Economists Andrew Healy, Neil Malhotra, and Cecilia Mo make this argument in afascinating article in the Proceedings of the National Academy of Science. They examined whether the outcomes of college football games on the eve of elections for presidents, senators, and governors affected the choices voters made. They found that a win by the local team, in the week before an election, raises the vote going to the incumbent by around 1.5 percentage points. When it comes to the 20 highest attendance teams—big athletic programs like the University of Michigan, Oklahoma, and Southern Cal—a victory on the eve of an election pushes the vote for the incumbent up by 3 percentage points. That’s a lot of votes, certainly more than the margin of victory in a tight race. And these results aren’t based on just a handful of games or political seasons; the data were taken from 62 big-time college teams from 1964 to 2008.
And Andrew Gelman signs off on it.
I took a look at the study (I felt obliged to, as it combined two of my interests) and it seemed reasonable to me. There certainly could be some big selection bias going on that the authors (and I) didn’t think of, but I saw no obvious problems. So for now I’ll take their result at face value and will assume a 2 percentage-point effect. I’ll assume that this would be +1% for the incumbent party and -1% for the other party, I assume.
Let’s try this:
- Incumbents have an advantage on average.
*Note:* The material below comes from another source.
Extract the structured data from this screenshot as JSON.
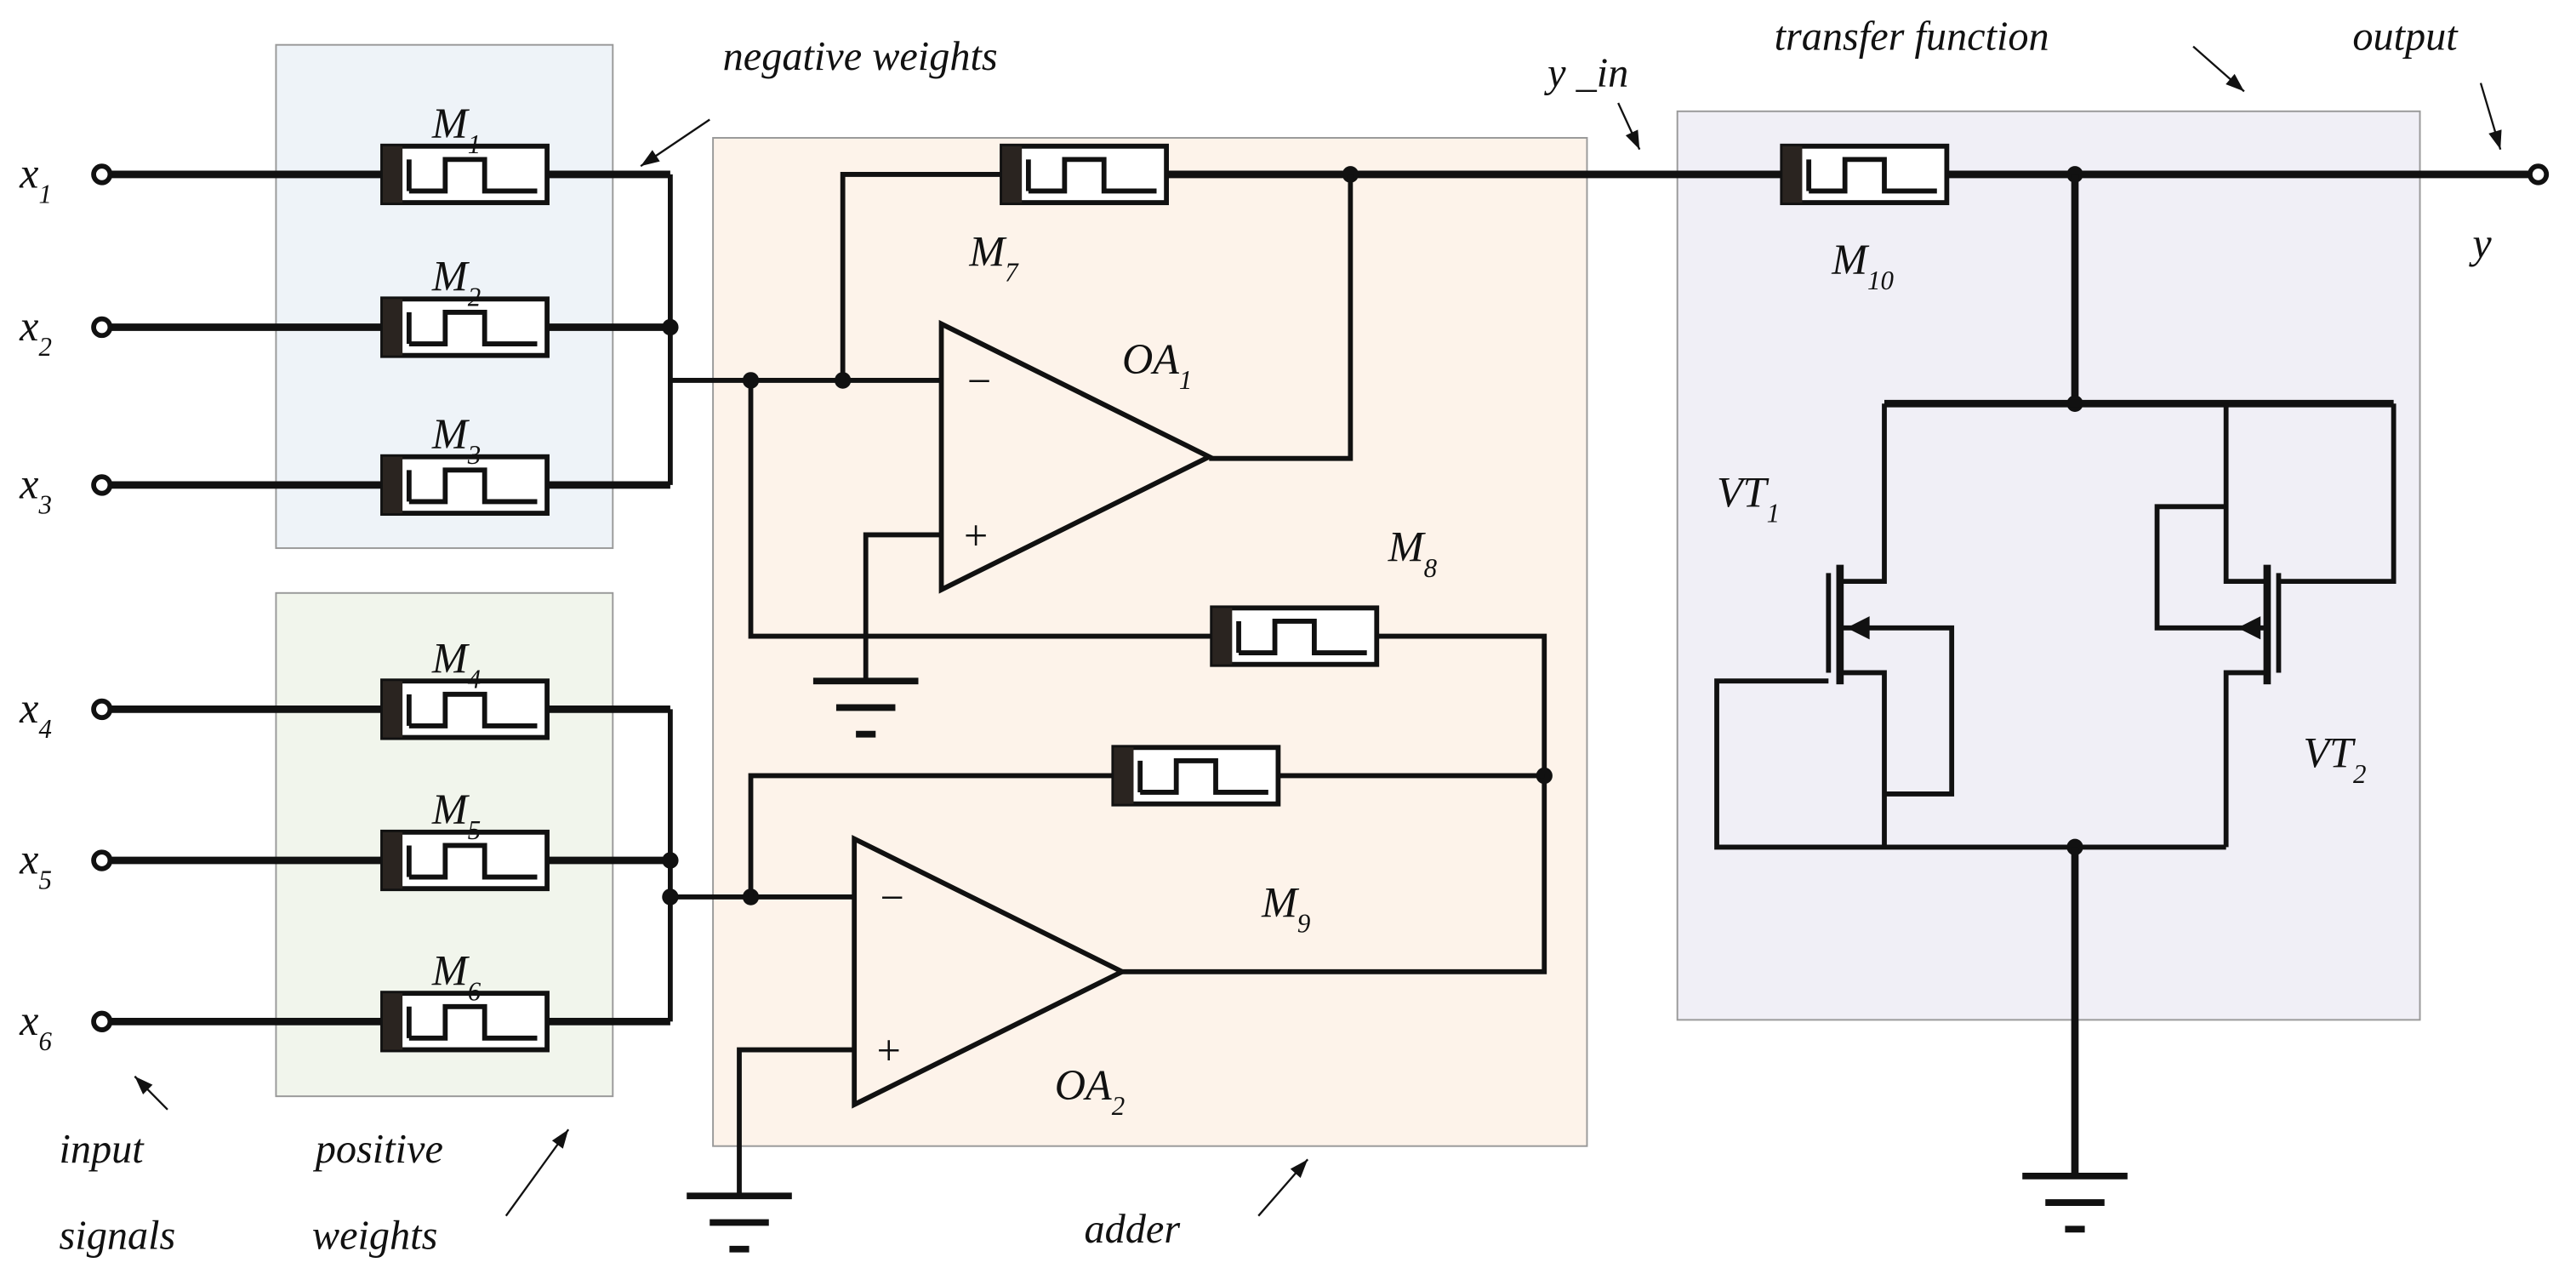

- Higher overall turnout therefore implies a bigger margin for the incumbent, again on average.
- In sports, the home team has an advantage on average.
- Conditions that increase overall scoring amplify the advantage of the home team.
- Good weather increases overall turnout in an election and overall scoring in a football game.
So what looks like football causes elections could really be just good weather causes both. Note well, I have not actually read the paper but I did search for the word weather and it appears nowhere.